Saturday, October 3, 2009

Escape The Sword

Then Abner called to Joab and said, "Shall the sword devour forever? Do you not know that it will be bitter in the latter end? How long will it be then until you tell the people to return from pursuing their brethren?" 2 Samuel 2:26

Abner was the general of the army of Israel, and Joab was the general of Judah’s army. There was a great division in the land since the death of King Saul. Most of Israel followed Saul’s son Ishbosheth, who Abner had made to be King. Judah, David’s home tribe, followed him and the kingdom was divided. The scenes that follow Abner’s cry out to Joab get worse and worse, as we vividly imagine the suffering caused by these very angry people. We witness murder, betrayal, revenge, jealousy and other forms of hatred on the historical pages of 2 Samuel. The tragedy comes into focus even more when we realize that the people fighting are all cousins called by God to represent Him to the world. They failed miserably simply because they could not resist fighting each other long enough to put away anger and forget old rivalries.

Many people have asked how God could allow this to go on. After all these were God’s people. How far they had fallen in just a few generations from the mighty warriors of Joshua who kept the Lord’s command as they claimed the promised land, to two groups of people who had put their personal hatreds ahead of the greater good; the love of God.

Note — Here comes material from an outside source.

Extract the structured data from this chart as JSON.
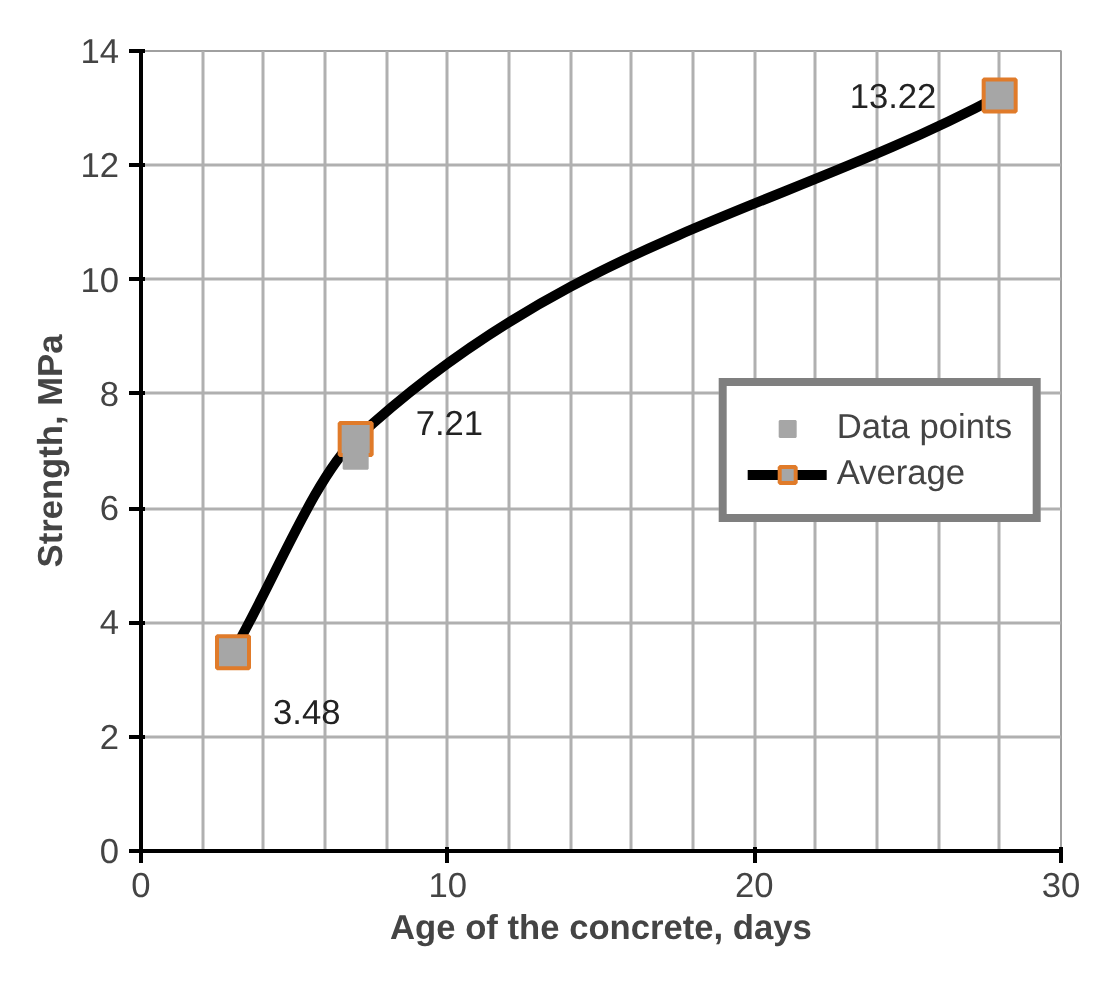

They had indeed forgotten the mandate of God written in Deuteronomy 6:4-7 which says, “Hear, O Israel: The LORD our God, the LORD is one! You shall love the LORD your God with all your heart, with all your soul, and with all your strength. And these words which I command you today shall be in your heart. You shall teach them diligently to your children, and shall talk of them when you sit in your house, when you walk by the way, when you lie down, and when you rise up.” How careful we must be never to fall into the trap of hatred and envy. Of course in our niceness we can be really good at covering up these feelings we may harbor, but deep down we often hold on to things that bothered us about people in the past. It’s even possible that we had been wronged by someone and that person never apologized. We then hold that against them, never being released from the wound, and suffering for years with the pain of it. That’s how Joab and Abner lived. They knew no other life and in the end it was the very thing that killed them.

Let’s learn to live a better life than these two men and their followers by hearing and obeying the instructions they ignored. “Let all bitterness and wrath and anger and clamor and slander be put away from you, along with all malice. Be kind to one another, tenderhearted, forgiving one another, as God in Christ forgave you.” (Ephesians 4:31-32) This lesson will most assuredly lead to a life of love and peace that overcomes and defeats all the ugliness and hatred that is thrown at us. We won’t be devoured, because we put down the sword that we held against the neck of the one we were angry with and developed a relationship with them based on the love of Christ. Instead of pursuing our brethren we love them and obtain a lasting peace that the sword can’t give us.